NLP doesn’t have to be limited to the spoken word. It turns out that interfacing with computers via text is STILL better than buttons and sliders.
For that, I give you Exhibit C.
Exhibit C: Digit
Digit is a remarkable little service that I discovered via a Twitter ad. You’ve aways wondered who clicks on Twitter ads and now you know.
I wish more people knew about Digit. The basic premise behind the service is that they save money for you automatically each month by running machine learning on your spending habits to figure out where they can save money without sending you into the red.
The most remarkable thing about Digit is that you don’t interface with it via an app. Everything is done via text; and I love it.
Digit texts me every day to give me an update on my bank account balance. This is a nice daily heads up look at my current balance.
If I want to know how much Digit has saved for me, I just ask how much is in my savings. But again, because Digit is using NLP, I can ask it however I like. I can even just use the word “savings” and it still works. It’s almost like I’m interfacing with a real person.
Now if I want to transfer some of that back into savings because I want to buy more Lego and my wife says that Lego are a “want” not a “need” and that we should be saving for our kids “college,” I can just ask Digit to transfer some money.
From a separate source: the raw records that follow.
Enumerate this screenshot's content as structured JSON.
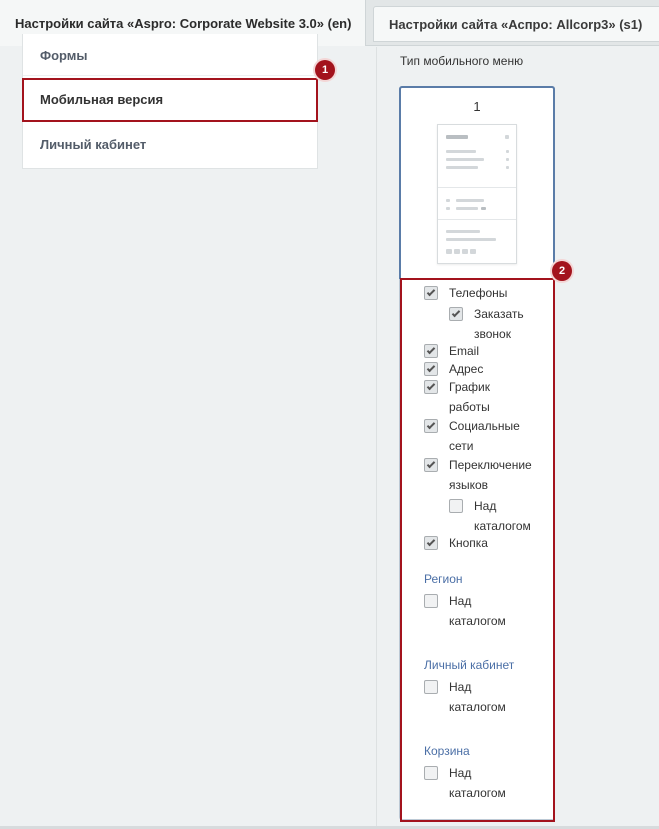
{
  "tabs": [
    {
      "label": "Настройки сайта «Aspro: Corporate Website 3.0» (en)"
    },
    {
      "label": "Настройки сайта «Аспро: Allcorp3» (s1)"
    }
  ],
  "nav": {
    "items": [
      {
        "label": "Формы"
      },
      {
        "label": "Мобильная версия"
      },
      {
        "label": "Личный кабинет"
      }
    ]
  },
  "badges": [
    "1",
    "2"
  ],
  "mobile_menu": {
    "title": "Тип мобильного меню",
    "card_number": "1",
    "options": {
      "phones": {
        "label": "Телефоны",
        "checked": true
      },
      "callback": {
        "label_1": "Заказать",
        "label_2": "звонок",
        "checked": true
      },
      "email": {
        "label": "Email",
        "checked": true
      },
      "address": {
        "label": "Адрес",
        "checked": true
      },
      "schedule": {
        "label_1": "График",
        "label_2": "работы",
        "checked": true
      },
      "social": {
        "label_1": "Социальные",
        "label_2": "сети",
        "checked": true
      },
      "lang": {
        "label_1": "Переключение",
        "label_2": "языков",
        "checked": true
      },
      "lang_above": {
        "label_1": "Над",
        "label_2": "каталогом",
        "checked": false
      },
      "button": {
        "label": "Кнопка",
        "checked": true
      }
    },
    "groups": [
      {
        "title": "Регион",
        "above_1": "Над",
        "above_2": "каталогом",
        "checked": false
      },
      {
        "title": "Личный кабинет",
        "above_1": "Над",
        "above_2": "каталогом",
        "checked": false
      },
      {
        "title": "Корзина",
        "above_1": "Над",
        "above_2": "каталогом",
        "checked": false
      }
    ]
  },
  "colors": {
    "highlight": "#a3131d",
    "link_blue": "#4b6fa6",
    "selected_border": "#5a7ca8"
  }
}
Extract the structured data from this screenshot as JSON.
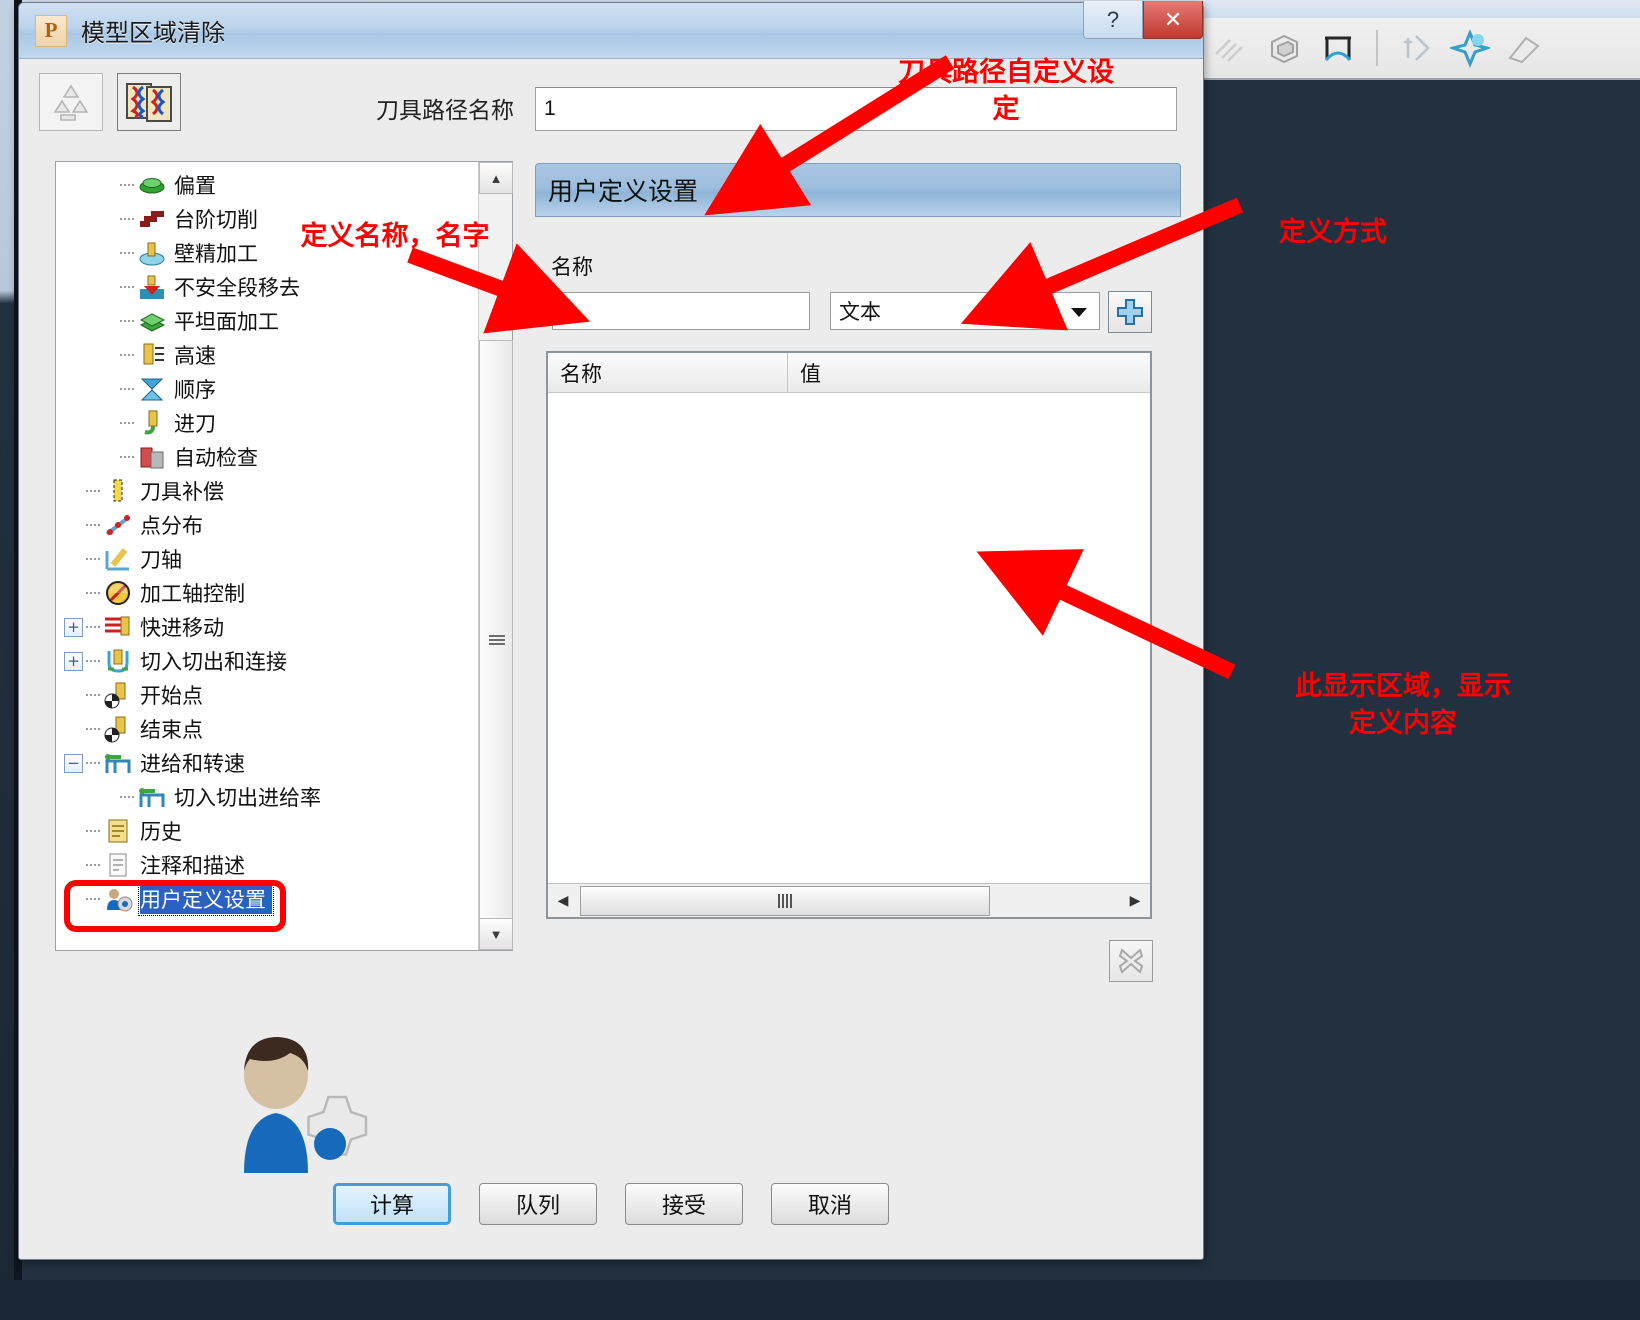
{
  "window": {
    "title": "模型区域清除",
    "app_icon_letter": "P",
    "help_button": "?",
    "close_button": "✕"
  },
  "toolbar": {
    "recycle_icon": "recycle-icon",
    "preview_icon": "toolpath-preview-icon"
  },
  "toolpath": {
    "name_label": "刀具路径名称",
    "name_value": "1",
    "name_placeholder": ""
  },
  "tree": {
    "items": [
      {
        "label": "偏置",
        "indent": 2,
        "icon": "offset-icon",
        "expander": "",
        "selected": false
      },
      {
        "label": "台阶切削",
        "indent": 2,
        "icon": "step-cut-icon",
        "expander": "",
        "selected": false
      },
      {
        "label": "壁精加工",
        "indent": 2,
        "icon": "wall-finish-icon",
        "expander": "",
        "selected": false
      },
      {
        "label": "不安全段移去",
        "indent": 2,
        "icon": "unsafe-segment-remove-icon",
        "expander": "",
        "selected": false
      },
      {
        "label": "平坦面加工",
        "indent": 2,
        "icon": "flat-face-icon",
        "expander": "",
        "selected": false
      },
      {
        "label": "高速",
        "indent": 2,
        "icon": "high-speed-icon",
        "expander": "",
        "selected": false
      },
      {
        "label": "顺序",
        "indent": 2,
        "icon": "order-icon",
        "expander": "",
        "selected": false
      },
      {
        "label": "进刀",
        "indent": 2,
        "icon": "plunge-icon",
        "expander": "",
        "selected": false
      },
      {
        "label": "自动检查",
        "indent": 2,
        "icon": "auto-check-icon",
        "expander": "",
        "selected": false
      },
      {
        "label": "刀具补偿",
        "indent": 1,
        "icon": "tool-compensation-icon",
        "expander": "",
        "selected": false
      },
      {
        "label": "点分布",
        "indent": 1,
        "icon": "point-distribution-icon",
        "expander": "",
        "selected": false
      },
      {
        "label": "刀轴",
        "indent": 1,
        "icon": "tool-axis-icon",
        "expander": "",
        "selected": false
      },
      {
        "label": "加工轴控制",
        "indent": 1,
        "icon": "machine-axis-control-icon",
        "expander": "",
        "selected": false
      },
      {
        "label": "快进移动",
        "indent": 1,
        "icon": "rapid-move-icon",
        "expander": "+",
        "selected": false
      },
      {
        "label": "切入切出和连接",
        "indent": 1,
        "icon": "lead-link-icon",
        "expander": "+",
        "selected": false
      },
      {
        "label": "开始点",
        "indent": 1,
        "icon": "start-point-icon",
        "expander": "",
        "selected": false
      },
      {
        "label": "结束点",
        "indent": 1,
        "icon": "end-point-icon",
        "expander": "",
        "selected": false
      },
      {
        "label": "进给和转速",
        "indent": 1,
        "icon": "feeds-speeds-icon",
        "expander": "−",
        "selected": false
      },
      {
        "label": "切入切出进给率",
        "indent": 2,
        "icon": "lead-feedrate-icon",
        "expander": "",
        "selected": false
      },
      {
        "label": "历史",
        "indent": 1,
        "icon": "history-icon",
        "expander": "",
        "selected": false
      },
      {
        "label": "注释和描述",
        "indent": 1,
        "icon": "notes-icon",
        "expander": "",
        "selected": false
      },
      {
        "label": "用户定义设置",
        "indent": 1,
        "icon": "user-defined-settings-icon",
        "expander": "",
        "selected": true
      }
    ],
    "scroll_up_arrow": "▲",
    "scroll_down_arrow": "▼"
  },
  "panel": {
    "header": "用户定义设置",
    "name_label": "名称",
    "name_value": "",
    "type_value": "文本",
    "add_button_icon": "plus-icon",
    "delete_button_icon": "delete-x-icon",
    "illustration_icon": "user-settings-person-gear-icon"
  },
  "table": {
    "columns": [
      "名称",
      "值"
    ],
    "rows": [],
    "hscroll_left_arrow": "◀",
    "hscroll_right_arrow": "▶"
  },
  "buttons": {
    "calculate": "计算",
    "queue": "队列",
    "accept": "接受",
    "cancel": "取消"
  },
  "annotations": [
    {
      "id": "anno-toolpath-custom",
      "text": "刀具路径自定义设\n定"
    },
    {
      "id": "anno-define-name",
      "text": "定义名称，名字"
    },
    {
      "id": "anno-define-method",
      "text": "定义方式"
    },
    {
      "id": "anno-display-area",
      "text": "此显示区域，显示\n定义内容"
    }
  ],
  "colors": {
    "annotation": "#ff0000",
    "selection": "#2a62c4",
    "accent_button_border": "#3f9ede",
    "titlebar": "#bcd4ec",
    "background": "#22303f"
  }
}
Again, I don’t have to know exactly what to say. I can interface with Digit until I get the right result. Even If I screw up mid-transaction, Digit can handle it. This is basically me filling out a form via text without the hell that is “filling out a form.”
After using Digit via text for so long, I now want to interface with everything via text. Sometimes it’s even better than having to talk out loud, especially if you are in a situation where you can’t just yell something out to a robot, or you can’t be bothered to speak. I have days like that too.
Is UX as We Know it Dead?
No. Emphatically no. NLP is not a substitution for all user interfaces. For instance, I wouldn’t want to text my camera to tell it to take a picture. Or scroll through photos with my voice. It is, however, a new way to think about how we design our user interfaces now that we have this powerful new form of input available.
So, before you design that next form or shopping cart, ask yourself: Do I really even need this UI? There’s a good chance that thanks to NLP and AI/ML, you don’t.
How to Get Started With NLP
NLP is far easier to create and develop than you might think. We’ve come a long way in terms of developer tooling. You can check out the LUIS project from Azure which provides a GUI tool for building and training NLP models.
It’s free and seriously easy.
Here’s a video of me building an AI that can understand when I ask it to turn lights on or off by picking the light state and room location out of an interaction.
“And this is how we end up with GLORIOUS UX fails like the one that falsely notified Hawaiian residents this past weekend of an incoming ballistic missile.” This is incorrect. That was the early speculation, but it turns out the user legitimately thought there was an incoming missile and pressed the button they intended to. I strongly suggest a revision to this article.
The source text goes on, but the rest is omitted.